Details
-
Bug
-
Status: Open (View Workflow)
-
Major
-
Resolution: Unresolved
-
10.6.14
-
None
-
Kubernetes 1.26.9
docker.io/bitnami/mariadb-galera:10.6.14-debian-11-r0
bitnami helm galeracluster v7.0.1
3 node cluster
proxysql directing all write statements to one node
Description
I am running 27 galeraclusters on Kubernetes. Sporadically, I see an issue during rolling updates. Yesterday for instance, I just added two new labels to the galeracluster of my statefulsets and the galera-pods, which is rolled out with a rolling update in Kubernetes.
First, the pod galeracluster-2 is restarted, which was no problem. 40 seconds later it was in sync again.
Then the pod galeracluster-1 got restarted. But when the IST usually should happen, mysqld crashed with signal 11. A full SST sync was started, taking 10 minutes.
Finally, galeracluster-0 got restarted within 40 seconds.
The segfault on pod galeracluster-1 causes the pod to restart once more, but then, it will not sync with an IST but uses a SST instead, which takes 10 minutes for this galeracluster.
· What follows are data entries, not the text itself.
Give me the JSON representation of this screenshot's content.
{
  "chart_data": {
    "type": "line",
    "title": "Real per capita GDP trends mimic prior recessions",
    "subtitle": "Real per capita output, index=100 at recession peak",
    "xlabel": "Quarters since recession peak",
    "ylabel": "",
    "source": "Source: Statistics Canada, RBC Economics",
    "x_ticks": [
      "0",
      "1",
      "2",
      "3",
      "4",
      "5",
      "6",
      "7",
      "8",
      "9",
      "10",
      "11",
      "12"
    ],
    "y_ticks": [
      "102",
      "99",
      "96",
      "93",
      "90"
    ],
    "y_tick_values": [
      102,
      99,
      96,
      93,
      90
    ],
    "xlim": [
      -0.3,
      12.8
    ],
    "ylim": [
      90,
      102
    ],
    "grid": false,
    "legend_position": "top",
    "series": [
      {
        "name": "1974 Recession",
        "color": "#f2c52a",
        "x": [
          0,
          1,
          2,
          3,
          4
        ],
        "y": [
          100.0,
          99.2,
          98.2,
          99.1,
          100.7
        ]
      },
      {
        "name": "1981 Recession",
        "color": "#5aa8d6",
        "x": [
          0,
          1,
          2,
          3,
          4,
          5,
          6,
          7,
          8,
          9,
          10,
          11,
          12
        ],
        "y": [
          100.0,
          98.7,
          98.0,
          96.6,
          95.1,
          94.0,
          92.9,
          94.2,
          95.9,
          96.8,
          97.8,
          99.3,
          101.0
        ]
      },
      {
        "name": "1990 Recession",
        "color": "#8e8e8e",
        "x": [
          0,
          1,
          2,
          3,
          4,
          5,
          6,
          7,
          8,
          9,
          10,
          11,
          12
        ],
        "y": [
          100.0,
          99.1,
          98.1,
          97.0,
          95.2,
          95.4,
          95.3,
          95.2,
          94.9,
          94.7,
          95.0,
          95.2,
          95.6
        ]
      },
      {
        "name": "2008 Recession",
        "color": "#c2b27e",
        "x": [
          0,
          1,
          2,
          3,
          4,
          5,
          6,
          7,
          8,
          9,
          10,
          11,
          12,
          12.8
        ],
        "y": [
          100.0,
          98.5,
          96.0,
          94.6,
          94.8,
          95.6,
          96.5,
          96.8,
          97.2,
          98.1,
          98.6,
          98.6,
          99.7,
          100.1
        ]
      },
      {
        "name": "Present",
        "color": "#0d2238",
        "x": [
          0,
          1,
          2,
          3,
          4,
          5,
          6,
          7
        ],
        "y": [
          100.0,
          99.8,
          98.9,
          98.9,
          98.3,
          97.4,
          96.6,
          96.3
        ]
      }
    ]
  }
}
In some of my bigger clusters SSTs take up to an hour, which is quite annoying. So I would like to find out, if I can reduce the odds for a SST to a minimum. Imagine to update 27 galeraclusters and having to wait for an hour every now and then. During my update session yesterday I only had one segmentation fault, but I have had sessions, where 4-5 pods went into the full SST sync.
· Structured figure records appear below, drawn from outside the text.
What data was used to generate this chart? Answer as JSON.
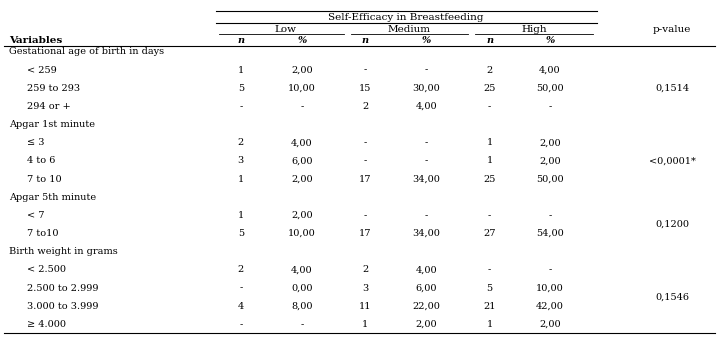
{
  "title": "Self-Efficacy in Breastfeeding",
  "rows": [
    [
      "Gestational age of birth in days",
      "",
      "",
      "",
      "",
      "",
      ""
    ],
    [
      "< 259",
      "1",
      "2,00",
      "-",
      "-",
      "2",
      "4,00"
    ],
    [
      "259 to 293",
      "5",
      "10,00",
      "15",
      "30,00",
      "25",
      "50,00"
    ],
    [
      "294 or +",
      "-",
      "-",
      "2",
      "4,00",
      "-",
      "-"
    ],
    [
      "Apgar 1st minute",
      "",
      "",
      "",
      "",
      "",
      ""
    ],
    [
      "≤ 3",
      "2",
      "4,00",
      "-",
      "-",
      "1",
      "2,00"
    ],
    [
      "4 to 6",
      "3",
      "6,00",
      "-",
      "-",
      "1",
      "2,00"
    ],
    [
      "7 to 10",
      "1",
      "2,00",
      "17",
      "34,00",
      "25",
      "50,00"
    ],
    [
      "Apgar 5th minute",
      "",
      "",
      "",
      "",
      "",
      ""
    ],
    [
      "< 7",
      "1",
      "2,00",
      "-",
      "-",
      "-",
      "-"
    ],
    [
      "7 to10",
      "5",
      "10,00",
      "17",
      "34,00",
      "27",
      "54,00"
    ],
    [
      "Birth weight in grams",
      "",
      "",
      "",
      "",
      "",
      ""
    ],
    [
      "< 2.500",
      "2",
      "4,00",
      "2",
      "4,00",
      "-",
      "-"
    ],
    [
      "2.500 to 2.999",
      "-",
      "0,00",
      "3",
      "6,00",
      "5",
      "10,00"
    ],
    [
      "3.000 to 3.999",
      "4",
      "8,00",
      "11",
      "22,00",
      "21",
      "42,00"
    ],
    [
      "≥ 4.000",
      "-",
      "-",
      "1",
      "2,00",
      "1",
      "2,00"
    ]
  ],
  "category_rows": [
    0,
    4,
    8,
    11
  ],
  "pvalue_spans": [
    [
      1,
      3,
      "0,1514"
    ],
    [
      5,
      7,
      "<0,0001*"
    ],
    [
      9,
      10,
      "0,1200"
    ],
    [
      12,
      15,
      "0,1546"
    ]
  ],
  "background_color": "#ffffff",
  "text_color": "#000000",
  "font_size": 7.0,
  "header_font_size": 7.5
}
Unfortunately, I can't force this behavior to reproduce it. It just happens every now and then on different clusters, and in different pods.
The provided logfile has been exported from Kibana, and you'll have to read it from the bottom... however, rows from the same microsecond appear in the "correct" order. This makes analyzing a bit tricky.
Please let me know if you require further information.